Regardless of whether the hearing will be video or telephonic, some important considerations should be made. First, understand the protocol your court will be utilizing. Will you call in and be put in a “waiting room” until the judge is ready? Will the court initiate the call? Do you have special software you need to use? If you are dealing with additional technology, you may wish to test out those systems in advance of the meeting. Second, make sure your pleadings and exhibits are in order, properly labeled and appropriately shared with opposing parties and the court. As with all things, you should include everything you need, but be careful not to overdo the documentation in that many people will be handling those documents in line with your argument.

Third if you are a witness or you are using a witness, be sure that you are both “on the same page” with regard to the aforementioned items. Fourth, consider from where you will be attending the hearing. If you are at home, are you in a segregated area to minimize possible interruption by your “work from home colleagues” – dogs, cats, children, spouses or significant others.

With specific regard to telephone conferences, one should be aware that an inability to see removes certain social cues we take for granted. You cannot see whether the judge is annoyed with the length of your argument.
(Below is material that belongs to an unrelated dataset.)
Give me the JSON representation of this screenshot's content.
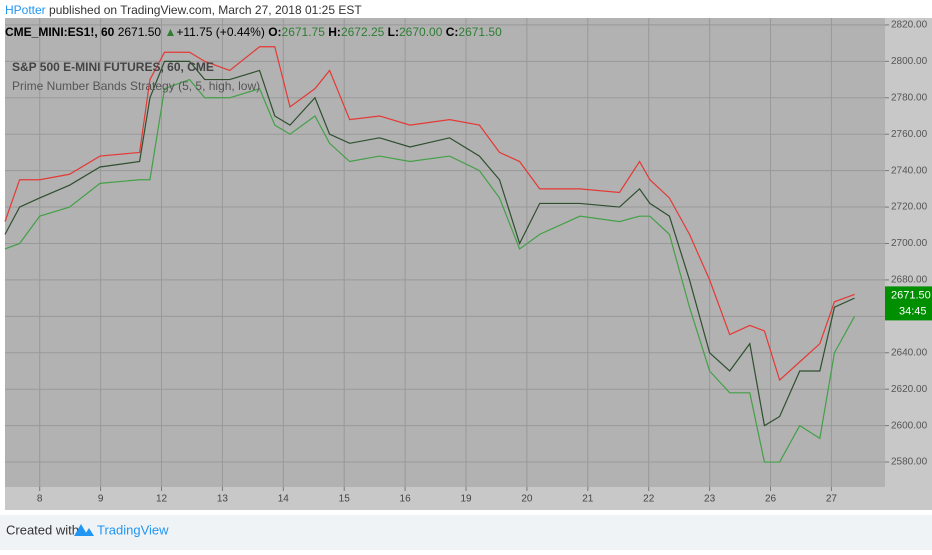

You cannot see a witness’s reaction to a question you may have asked. Consequently, it is important to be vigilant and clear in your communications, using vocal tonality more thoroughly. Also, to avoid confusion or “talking over” another, one should be very courteous to others, making sure no one is speaking before you speak. You may also wish to signal verbally as you complete your portion of a discussion, allowing others the opportunity then to speak. Last, you should try to stay in one place during the entire hearing. Recently the Supreme Court of the United States held oral arguments virtually. At one point in the proceedings, the sound of a toilet flushing was clearly heard in the stream. https://www.npr.org/2020/05/09/852650790/top-5-moments-from-the-supremecourts-1st-week-of-livestreamingarguments

With specific regard to telephone conferences, you should be aware of your surroundings, your lighting and the picture you present in the video frame. Do you want to send a “professional” message by being in front of an attractive bookcase of legal books? Do you want to be in a neutral background, such as in front of an office wall without distractions? Is the light better in one room, or can you put a light on you? If you are in a dark room, you may look more like someone in the witness protection program than an attorney. Be sure to dress in accordance with normal court requirements, including bottoms. It will help keep the feeling of professionalism throughout the proceeding. Last, realize that, in many situations, your video will be in front of everyone at the hearing. Unlike a courtroom, where you might roll your eyes a bit or turn to your client to say something and can hope not everyone will notice, your face will show everything at all times.

Again, as we progress in this world of the “new normal,” we will find more ways to be productive remotely, and in many cases, the well prepared may be even more successful than others.